Sunday, 29 January 2012

Generations Apart…World’s Apart

The question of generations is one that forces us to review our own paradigm. While I don't confess to have all the answers, I suggest that life is about the people and the relationships that are nurtured within it. If we hold onto the archaic notions of limiting constructs of what relationships based on the general notion of superficial ideas or what they should and shouldn’t be, the world becomes closed and narrow. The expanse of experience of life and life's joys are no longer available. We are bound by artificial boundaries defined by something other than what is important to our own lives: our personal relations and the happiness that can be nurtured through these encounters. Breaking through these norms of conservative values and generational ideas of what is right and wrong, appropriate or inappropriate are based on elements beyond the subtle but real notions of relationship building and, dare I say, love. 
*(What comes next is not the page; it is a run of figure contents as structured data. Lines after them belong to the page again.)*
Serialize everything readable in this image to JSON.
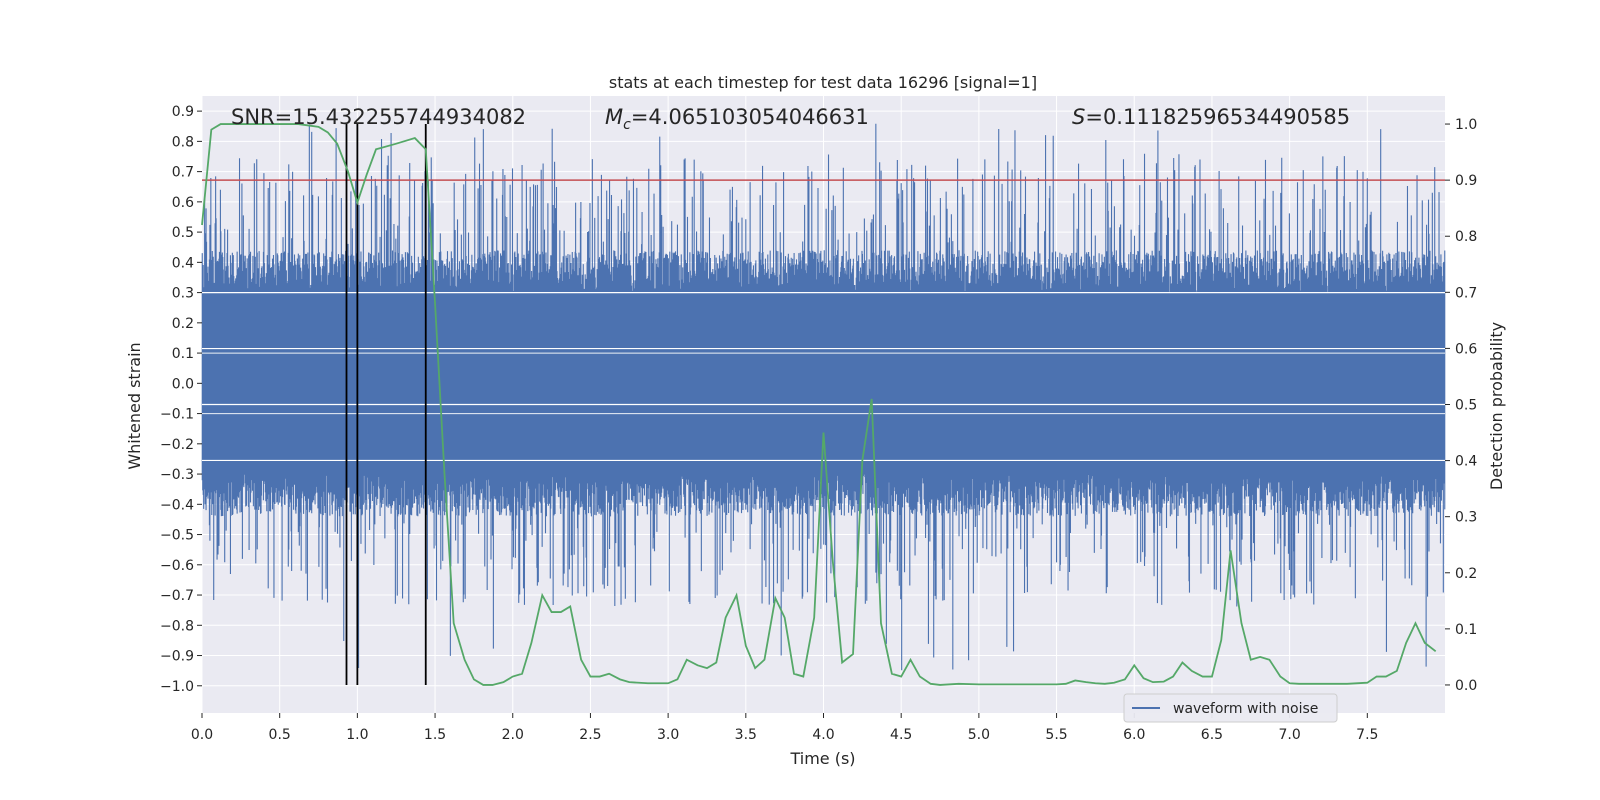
{
  "chart_data": {
    "type": "line",
    "title": "stats at each timestep for test data 16296 [signal=1]",
    "xlabel": "Time (s)",
    "ylabel": "Whitened strain",
    "y2label": "Detection probability",
    "xlim": [
      0.0,
      8.0
    ],
    "ylim": [
      -1.09,
      0.95
    ],
    "y2lim": [
      -0.05,
      1.05
    ],
    "x_ticks": [
      0.0,
      0.5,
      1.0,
      1.5,
      2.0,
      2.5,
      3.0,
      3.5,
      4.0,
      4.5,
      5.0,
      5.5,
      6.0,
      6.5,
      7.0,
      7.5
    ],
    "y_ticks": [
      0.9,
      0.8,
      0.7,
      0.6,
      0.5,
      0.4,
      0.3,
      0.2,
      0.1,
      0.0,
      -0.1,
      -0.2,
      -0.3,
      -0.4,
      -0.5,
      -0.6,
      -0.7,
      -0.8,
      -0.9,
      -1.0
    ],
    "y2_ticks": [
      1.0,
      0.9,
      0.8,
      0.7,
      0.6,
      0.5,
      0.4,
      0.3,
      0.2,
      0.1,
      0.0
    ],
    "grid": true,
    "legend_position": "bottom-right",
    "annotations": {
      "snr": "SNR=15.432255744934082",
      "mc_prefix": "M",
      "mc_sub": "c",
      "mc_value": "=4.065103054046631",
      "s_prefix": "S",
      "s_value": "=0.11182596534490585"
    },
    "threshold": 0.9,
    "vlines": [
      0.93,
      1.0,
      1.44
    ],
    "series": [
      {
        "name": "waveform with noise",
        "axis": "left",
        "color": "#4c72b0",
        "envelope": "dense noise, most samples within ±0.3, spikes up to 0.86 and down to -1.0"
      },
      {
        "axis": "right",
        "color": "#55a868",
        "x": [
          0.0,
          0.06,
          0.12,
          0.25,
          0.5,
          0.62,
          0.75,
          0.81,
          0.87,
          0.94,
          1.0,
          1.06,
          1.12,
          1.25,
          1.37,
          1.44,
          1.5,
          1.56,
          1.62,
          1.69,
          1.75,
          1.81,
          1.87,
          1.94,
          2.0,
          2.06,
          2.12,
          2.19,
          2.25,
          2.31,
          2.37,
          2.44,
          2.5,
          2.56,
          2.62,
          2.69,
          2.75,
          2.87,
          3.0,
          3.06,
          3.12,
          3.19,
          3.25,
          3.31,
          3.37,
          3.44,
          3.5,
          3.56,
          3.62,
          3.69,
          3.75,
          3.81,
          3.87,
          3.94,
          4.0,
          4.06,
          4.12,
          4.19,
          4.25,
          4.31,
          4.37,
          4.44,
          4.5,
          4.56,
          4.62,
          4.69,
          4.75,
          4.87,
          5.0,
          5.25,
          5.5,
          5.56,
          5.62,
          5.69,
          5.75,
          5.81,
          5.87,
          5.94,
          6.0,
          6.06,
          6.12,
          6.19,
          6.25,
          6.31,
          6.37,
          6.44,
          6.5,
          6.56,
          6.62,
          6.69,
          6.75,
          6.81,
          6.87,
          6.94,
          7.0,
          7.06,
          7.12,
          7.25,
          7.37,
          7.5,
          7.56,
          7.62,
          7.69,
          7.75,
          7.81,
          7.87,
          7.94
        ],
        "values": [
          0.82,
          0.99,
          1.0,
          1.0,
          1.0,
          1.0,
          0.995,
          0.985,
          0.965,
          0.915,
          0.86,
          0.91,
          0.955,
          0.965,
          0.975,
          0.955,
          0.68,
          0.38,
          0.11,
          0.045,
          0.01,
          0.0,
          0.0,
          0.005,
          0.015,
          0.02,
          0.075,
          0.16,
          0.13,
          0.13,
          0.14,
          0.045,
          0.015,
          0.015,
          0.02,
          0.01,
          0.005,
          0.003,
          0.003,
          0.01,
          0.045,
          0.035,
          0.03,
          0.04,
          0.12,
          0.16,
          0.07,
          0.03,
          0.045,
          0.155,
          0.12,
          0.02,
          0.015,
          0.12,
          0.45,
          0.22,
          0.04,
          0.055,
          0.4,
          0.51,
          0.11,
          0.02,
          0.015,
          0.045,
          0.015,
          0.002,
          0.0,
          0.002,
          0.001,
          0.001,
          0.001,
          0.002,
          0.008,
          0.005,
          0.003,
          0.002,
          0.004,
          0.01,
          0.035,
          0.012,
          0.005,
          0.006,
          0.015,
          0.04,
          0.025,
          0.015,
          0.015,
          0.08,
          0.24,
          0.11,
          0.045,
          0.05,
          0.045,
          0.015,
          0.003,
          0.002,
          0.002,
          0.002,
          0.002,
          0.004,
          0.015,
          0.015,
          0.025,
          0.075,
          0.11,
          0.075,
          0.06
        ]
      }
    ]
  }
}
I am an advocate of kindred spirits and soul-mates, rightly or wrongly. While this notion is not a new construct of personal relations, it does cause consternation amongst those that are unwilling or unable to extend beyond the boundaries of the generational morays that test the limits of our world. Life is about living and sharing with one another. It has nothing to do with the artificial limits and boundaries created by those that believe that the world should or shouldn't be founded on elements other than what appears to be the generational norms. Personal relationships are not based on age, religion, race or any other artificial, self-delusional created constructs: it is about sharing your life with people that you have a personal connection, soulful spirits, soul-mates, or kindred spirits. It has nothing to do, nor should it be devoted to, the notion of what some imposed—and it is imposed either consciously or unconsciously by conservative values of what is right or wrong or any other comparative value system—and socially conforming force of acceptance.
This acceptance is all about creating a world apart, a generation apart. Instead of bridging worlds, bridging generations, there is the mythical notion that these should be divided by some arbitrary standard of separation. Peer pressure, family pressure, and, dare I say, societal pressure reaffirm this notion of generational relationships that are a world apart.